Lassen wir besser die Fliegen die Arbeit machen. Dazu kann man nachhelfen. Letztes Jahr habe ich es mit frischem Pferdemist versucht, den ich zur Düngung auf die Baumscheiben legte. Aber Pferdemist lockt wenig Aasfliegen an, er ist attraktiv für andere Insekten, vor allem Käfer, aber keine Kot- und Aasfliegen. Eine andere Mistart schafft das jedoch sehr gut und die Lieferantentiere haben wir sogar im Garten, leider am anderen Ende und mit ihnen die zugehörigen Schmeissfliegen: Hühnermist. Die Insekten darauf sind keine Freude. Fliegen wie die blaue Schmeissfliege oder Goldfliegen sind zwar oft schön anzusehen, aber es ist sehr bäh, wenn sie direkt vom Hühnermist auf die Terrasse fliegen und sich dort auf den Kuchen setzen. Nutzen wir die lästigen Fliegenviecher besser für die Pawpaw. Und so habe ich eine Ladung Hühnermist mit Einstreu neben die Bäume geworfen. Siehe da: Es klappte tatsächlich und ich konnte es sogar fotografisch dokumentieren. Immer wieder sitzen verschiedene Fliegenarten auch auf die Blüten. Wenn man das beobachtet, versteht man auch wie die Befruchtung damit funktioniert. Die Fliege setzt sich auf die fleischigen, roten Blütenblätter, dort wo sie am meisten nach Aas duften, mal aussen, mal innen. Innen streift ihr borstiger Rücken an dem dicken Knubbel in der Blüte, auf dem die Pollenstände sitzen. Die Fliege bekommt Pollen "ins Fell". Fliegt sie zu einer weiteren Blüte, muss sie dort an der Narbe vorbei und es werden immer wieder Pollen von der vorigen Blüte darauf gelangen. Befruchtung geklappt!

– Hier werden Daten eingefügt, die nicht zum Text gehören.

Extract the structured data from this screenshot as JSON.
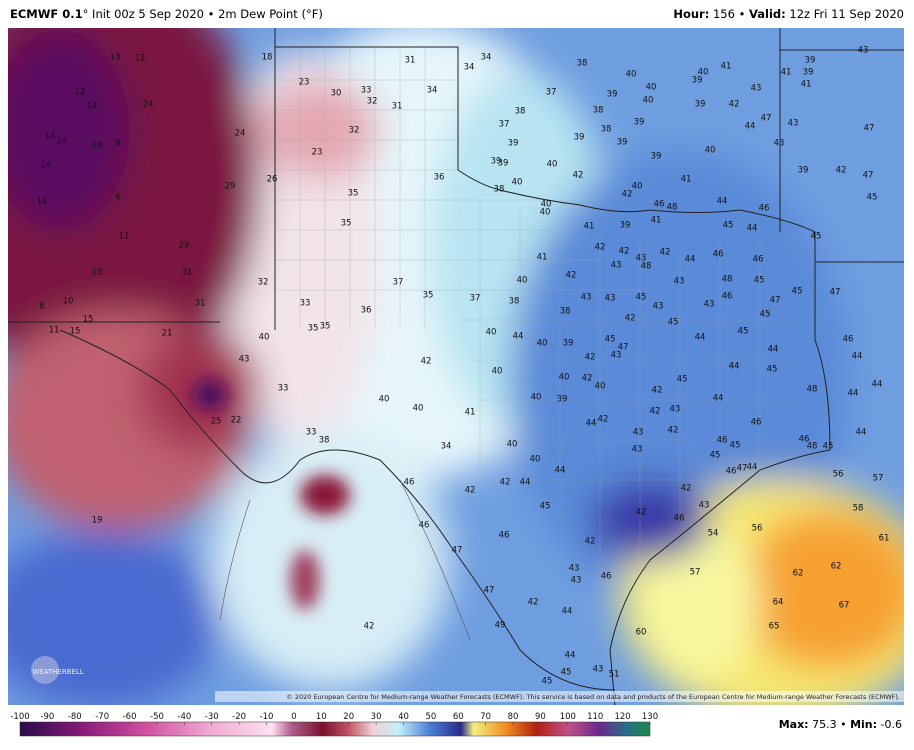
{
  "header": {
    "model": "ECMWF 0.1",
    "title": "° Init 00z 5 Sep 2020 • 2m Dew Point (°F)",
    "hour_label": "Hour:",
    "hour": " 156 • ",
    "valid_label": "Valid:",
    "valid": " 12z Fri 11 Sep 2020"
  },
  "map": {
    "labels": [
      13,
      12,
      18,
      12,
      14,
      24,
      14,
      14,
      16,
      9,
      24,
      14,
      29,
      26,
      14,
      6,
      11,
      29,
      13,
      31,
      32,
      8,
      10,
      31,
      15,
      11,
      15,
      21,
      23,
      30,
      33,
      32,
      31,
      34,
      31,
      34,
      34,
      32,
      23,
      36,
      35,
      35,
      37,
      35,
      37,
      38,
      33,
      36,
      35,
      35,
      40,
      43,
      33,
      25,
      22,
      33,
      38,
      42,
      40,
      40,
      41,
      34,
      40,
      44,
      40,
      40,
      40,
      42,
      44,
      44,
      45,
      42,
      46,
      46,
      47,
      46,
      47,
      42,
      49,
      42,
      19,
      38,
      37,
      40,
      40,
      40,
      39,
      39,
      40,
      41,
      39,
      43,
      42,
      38,
      38,
      37,
      38,
      39,
      39,
      39,
      39,
      40,
      47,
      44,
      43,
      43,
      39,
      39,
      39,
      40,
      42,
      40,
      38,
      41,
      40,
      42,
      46,
      48,
      44,
      46,
      40,
      40,
      41,
      39,
      41,
      45,
      44,
      39,
      39,
      41,
      41,
      43,
      47,
      39,
      42,
      47,
      45,
      45,
      42,
      42,
      43,
      43,
      48,
      42,
      44,
      46,
      46,
      41,
      42,
      40,
      43,
      43,
      45,
      43,
      43,
      48,
      45,
      45,
      47,
      45,
      47,
      42,
      45,
      46,
      43,
      38,
      44,
      45,
      40,
      39,
      42,
      47,
      43,
      45,
      44,
      44,
      45,
      40,
      42,
      40,
      46,
      44,
      44,
      44,
      48,
      42,
      42,
      43,
      44,
      45,
      40,
      39,
      44,
      42,
      43,
      42,
      46,
      46,
      45,
      45,
      43,
      46,
      48,
      45,
      44,
      47,
      44,
      46,
      42,
      43,
      42,
      46,
      54,
      56,
      57,
      42,
      43,
      43,
      46,
      44,
      60,
      62,
      62,
      64,
      65,
      67,
      56,
      57,
      58,
      61,
      44,
      45,
      43,
      51,
      45
    ],
    "copyright": "© 2020 European Centre for Medium-range Weather Forecasts (ECMWF). This service is based on data and products of the European Centre for Medium-range Weather Forecasts (ECMWF).",
    "logo": "WEATHERBELL"
  },
  "colorbar": {
    "ticks": [
      -100,
      -90,
      -80,
      -70,
      -60,
      -50,
      -40,
      -30,
      -20,
      -10,
      0,
      10,
      20,
      30,
      40,
      50,
      60,
      70,
      80,
      90,
      100,
      110,
      120,
      130
    ]
  },
  "footer": {
    "max_label": "Max:",
    "max": " 75.3 • ",
    "min_label": "Min:",
    "min": " -0.6"
  }
}
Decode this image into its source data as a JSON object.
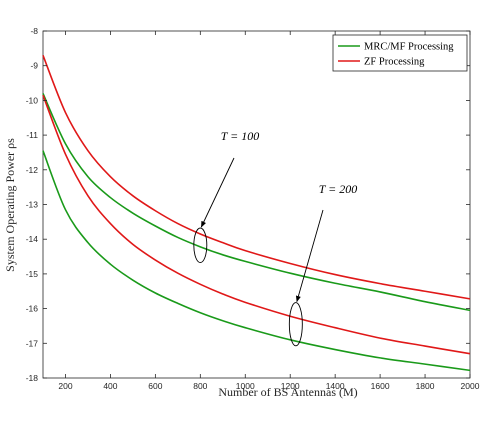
{
  "chart_data": {
    "type": "line",
    "title": "",
    "xlabel": "Number of BS Antennas (M)",
    "ylabel": "System Operating Power ρs",
    "xlim": [
      100,
      2000
    ],
    "ylim": [
      -18,
      -8
    ],
    "xticks": [
      200,
      400,
      600,
      800,
      1000,
      1200,
      1400,
      1600,
      1800,
      2000
    ],
    "yticks": [
      -18,
      -17,
      -16,
      -15,
      -14,
      -13,
      -12,
      -11,
      -10,
      -9,
      -8
    ],
    "grid": false,
    "legend_position": "top-right",
    "legend": [
      {
        "label": "MRC/MF Processing",
        "color": "#1a9a1a"
      },
      {
        "label": "ZF Processing",
        "color": "#e01818"
      }
    ],
    "series": [
      {
        "legend": "MRC/MF Processing",
        "group": "T = 100",
        "color": "#1a9a1a",
        "x": [
          100,
          200,
          300,
          400,
          500,
          600,
          700,
          800,
          900,
          1000,
          1200,
          1400,
          1600,
          1800,
          2000
        ],
        "y": [
          -9.8,
          -11.25,
          -12.2,
          -12.8,
          -13.25,
          -13.62,
          -13.95,
          -14.22,
          -14.45,
          -14.64,
          -14.98,
          -15.27,
          -15.52,
          -15.8,
          -16.05
        ]
      },
      {
        "legend": "ZF Processing",
        "group": "T = 100",
        "color": "#e01818",
        "x": [
          100,
          200,
          300,
          400,
          500,
          600,
          700,
          800,
          900,
          1000,
          1200,
          1400,
          1600,
          1800,
          2000
        ],
        "y": [
          -8.7,
          -10.35,
          -11.45,
          -12.2,
          -12.75,
          -13.18,
          -13.55,
          -13.85,
          -14.1,
          -14.33,
          -14.7,
          -15.02,
          -15.28,
          -15.5,
          -15.72
        ]
      },
      {
        "legend": "MRC/MF Processing",
        "group": "T = 200",
        "color": "#1a9a1a",
        "x": [
          100,
          200,
          300,
          400,
          500,
          600,
          700,
          800,
          900,
          1000,
          1200,
          1400,
          1600,
          1800,
          2000
        ],
        "y": [
          -11.45,
          -13.15,
          -14.1,
          -14.72,
          -15.18,
          -15.55,
          -15.85,
          -16.12,
          -16.35,
          -16.55,
          -16.9,
          -17.18,
          -17.42,
          -17.6,
          -17.78
        ]
      },
      {
        "legend": "ZF Processing",
        "group": "T = 200",
        "color": "#e01818",
        "x": [
          100,
          200,
          300,
          400,
          500,
          600,
          700,
          800,
          900,
          1000,
          1200,
          1400,
          1600,
          1800,
          2000
        ],
        "y": [
          -9.85,
          -11.55,
          -12.75,
          -13.55,
          -14.15,
          -14.6,
          -14.98,
          -15.3,
          -15.58,
          -15.82,
          -16.22,
          -16.55,
          -16.85,
          -17.08,
          -17.3
        ]
      }
    ],
    "annotations": [
      {
        "text": "T = 100",
        "target_x": 800,
        "target_y_range": [
          -13.85,
          -14.5
        ]
      },
      {
        "text": "T = 200",
        "target_x": 1225,
        "target_y_range": [
          -16.0,
          -16.9
        ]
      }
    ]
  }
}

Schmeissfliegen in Pawpawblüten in verschiedenen Blühstadien

Mit diesem Hühnermist ist es mir tatsächlich gelungen, eine Rekordanzahl von befruchteten Blüten zu bekommen. Grund genug, das auch künftig zu probieren. Später sind zwar trotzdem noch viele in befruchtetem Zustand abgefallen, aber das lag an den zu jungen Bäumen, die erst wenige Jahre alt sind. Übriggeblieben sind aber diesmal noch genug. Hoffen wir auf passendes Sommerwetter ohne Sturm, Hagel und Trockenkatastrophen, damit im Herbst eine fette Pawpaw-Ernte zu holen ist.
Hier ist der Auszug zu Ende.